Worlds collide in my book – the North and the South, of course, but also city life verses prairie life – as well as good and evil. My heroine, Valerie, has only known New Orleans’s high society. The soirees there were just as grand as anything in Scarlet O’Hara attended in Atlanta. But whereas Scarlet never left Georgia (and the Atlanta area), my character flees Louisiana and travels to a fictional town west of St. Louis called Jericho Junction. Valerie suffers the usual culture shock and then faces an adversary more chilling than Yankee or Confederate troops. Like Woodiwiss’s character Alaina MacGaren, my heroine adapts to a new land and a new life in order to hold fast to her new found love. There are similarities – and yet my novel is very, very different.
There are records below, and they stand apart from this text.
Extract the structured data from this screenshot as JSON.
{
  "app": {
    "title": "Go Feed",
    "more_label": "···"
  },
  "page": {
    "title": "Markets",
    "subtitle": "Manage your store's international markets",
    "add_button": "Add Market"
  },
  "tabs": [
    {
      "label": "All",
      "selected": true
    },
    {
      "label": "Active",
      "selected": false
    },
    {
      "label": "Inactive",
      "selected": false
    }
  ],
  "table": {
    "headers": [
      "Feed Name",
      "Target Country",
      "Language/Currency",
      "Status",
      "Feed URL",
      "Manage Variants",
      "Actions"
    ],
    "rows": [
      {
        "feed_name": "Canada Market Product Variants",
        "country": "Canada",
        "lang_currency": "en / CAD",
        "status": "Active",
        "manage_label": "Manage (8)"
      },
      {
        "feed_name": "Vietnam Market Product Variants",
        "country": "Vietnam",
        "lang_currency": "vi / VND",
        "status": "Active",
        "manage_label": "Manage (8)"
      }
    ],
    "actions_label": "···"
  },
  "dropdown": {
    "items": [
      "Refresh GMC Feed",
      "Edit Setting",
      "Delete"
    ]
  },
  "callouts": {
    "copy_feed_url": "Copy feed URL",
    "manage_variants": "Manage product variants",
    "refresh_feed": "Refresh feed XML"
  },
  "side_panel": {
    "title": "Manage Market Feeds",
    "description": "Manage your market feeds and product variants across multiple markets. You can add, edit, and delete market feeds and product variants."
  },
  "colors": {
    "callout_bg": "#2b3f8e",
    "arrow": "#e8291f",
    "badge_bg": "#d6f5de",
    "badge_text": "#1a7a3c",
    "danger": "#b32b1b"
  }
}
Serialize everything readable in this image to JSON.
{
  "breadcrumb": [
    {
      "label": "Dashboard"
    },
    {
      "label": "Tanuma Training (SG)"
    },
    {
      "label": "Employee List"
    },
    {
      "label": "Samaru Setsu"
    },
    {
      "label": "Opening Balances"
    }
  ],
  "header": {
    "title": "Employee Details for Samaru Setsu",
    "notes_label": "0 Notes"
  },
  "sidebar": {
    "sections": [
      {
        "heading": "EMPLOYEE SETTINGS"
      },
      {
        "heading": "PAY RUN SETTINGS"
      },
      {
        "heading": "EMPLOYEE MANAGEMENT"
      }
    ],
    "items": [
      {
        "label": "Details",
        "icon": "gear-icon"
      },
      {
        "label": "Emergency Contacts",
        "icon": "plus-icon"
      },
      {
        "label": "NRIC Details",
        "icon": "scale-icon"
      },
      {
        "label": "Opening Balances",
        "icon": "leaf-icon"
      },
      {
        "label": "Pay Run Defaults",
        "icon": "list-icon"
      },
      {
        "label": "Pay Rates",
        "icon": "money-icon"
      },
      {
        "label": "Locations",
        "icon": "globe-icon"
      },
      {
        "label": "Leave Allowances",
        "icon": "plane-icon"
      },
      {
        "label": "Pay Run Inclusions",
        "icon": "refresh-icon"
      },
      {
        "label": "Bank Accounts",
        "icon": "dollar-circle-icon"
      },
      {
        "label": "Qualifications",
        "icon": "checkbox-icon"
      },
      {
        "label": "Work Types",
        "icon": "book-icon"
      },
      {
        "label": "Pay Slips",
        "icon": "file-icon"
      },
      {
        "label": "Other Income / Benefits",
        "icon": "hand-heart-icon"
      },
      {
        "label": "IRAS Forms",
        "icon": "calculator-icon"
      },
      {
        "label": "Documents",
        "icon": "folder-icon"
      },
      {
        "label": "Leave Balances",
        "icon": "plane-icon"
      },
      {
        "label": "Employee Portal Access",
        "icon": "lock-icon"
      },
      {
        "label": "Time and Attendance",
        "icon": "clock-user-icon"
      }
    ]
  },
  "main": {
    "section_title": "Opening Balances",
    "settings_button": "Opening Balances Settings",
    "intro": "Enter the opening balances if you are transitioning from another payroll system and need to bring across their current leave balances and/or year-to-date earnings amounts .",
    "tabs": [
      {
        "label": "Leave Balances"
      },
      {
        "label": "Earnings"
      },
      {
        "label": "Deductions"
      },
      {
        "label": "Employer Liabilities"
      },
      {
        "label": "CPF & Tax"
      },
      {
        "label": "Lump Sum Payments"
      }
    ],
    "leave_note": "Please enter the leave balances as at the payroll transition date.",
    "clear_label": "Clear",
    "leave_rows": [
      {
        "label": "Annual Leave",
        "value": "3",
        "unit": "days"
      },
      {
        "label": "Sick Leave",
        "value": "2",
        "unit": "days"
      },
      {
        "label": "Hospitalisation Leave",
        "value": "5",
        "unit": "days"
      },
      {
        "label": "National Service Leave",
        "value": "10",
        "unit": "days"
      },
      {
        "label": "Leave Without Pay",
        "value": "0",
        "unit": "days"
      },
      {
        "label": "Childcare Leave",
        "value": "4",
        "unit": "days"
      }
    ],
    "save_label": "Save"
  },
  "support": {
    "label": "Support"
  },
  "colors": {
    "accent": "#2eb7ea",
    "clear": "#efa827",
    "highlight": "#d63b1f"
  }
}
Unwilling Warrior is wrought from a childhood fantasy and encouraged by the classics and years of research. It captures the easy dignity of the antebellum era, the mayhem of the Civil War, and the simplicity of the prairie. But more, it’s an enduring love story of two people caught up somewhere in the middle.

Monday, May 17, 2010

Marketing Takes Time - Part II

Last week I did an Internet radio interview with Lori Twichell and now it's up on the Fiction Addict web site. Click here to listen to radio interview

The one thing that I can say for sure is I had fun! Lori made me feel at ease as we talked about one of my favorite subjects - writing -- as well as my new release Unwilling Warrior

Marketing isn't fun if there's too much pressure involved. So many times as writers we put too much stress on our shoulders as we paticipate in Internet interviews and guest appearances. I've learned that if I can releax and enjoy myself things go much smoother.

So how does one go about relaxing before appearing on TV or live radio or pod-casts?

Praying just before I go on helps a lot. I ask God to help me watch my words. I ask Him to keep me calm and attentive. I tend to chatter, so I ask the Lord to help me  be precise with my replies.

Other helps might include preparing for the interview or blog tour. If it's television, be sure to know what you're going to wear (right down to the accessories) the night before. If radio, write down a few talking points. You'll feel confident if you're prepared.

Stretching before the appearance is a good way to relax or listening to soft music during the ride to the TV station. Reading the Bible as you wait off stage or at home before the radio/blog interview. The Book of Psalms is marvelous for calming the nerves.

These are some to the tips I've gathered and in the next few months you can be sure I'll put them to use.

Marketing one's book takes time and I don't just mean time spent waiting for the end results. I'm referring to all the time spent during the day. Marketing is time-consuming. But there's a balance and at some point a writer has to say, "Okay, I've done all I can humanly do. The rest is up to God."

Then it's on to writing that next best-selling book!

Wednesday, May 12, 2010

Marketing Takes Time

It's weird when the book reviews begin surfacing on the Net. I always pray that I'll be able to handle the good, the bad, and the ugly. So far, the reviews I've seen for my novel Unwilling Warrior have been good -- even excellent. In fact last week received a 4-start review from the Romantic Times magazine. The good review made the RT Interviewer asked me to write something about the Antibellum era. If you'd like to read the post I wrote for RT and leave a comment, please click here

Others also have written reviews for me. In fact I was the "wildcard" pick on Monday. If you'd like to see this wonderful review See more, click here

This afternoon I did a radio show that's affiliated wtih Fiction Addicts. There's a super review from Lori Twichell. http://fictionaddict.com/category/book-reviews/romance/
Just click on the link and scroll down. My novel's review is just below Melody Carlson's book.

In the days and weeks to come I'll be posting more about this topic of marketing. It's more than getting good reviews and a lot of efforts done today won't be seen until months from now. Marketing does take time.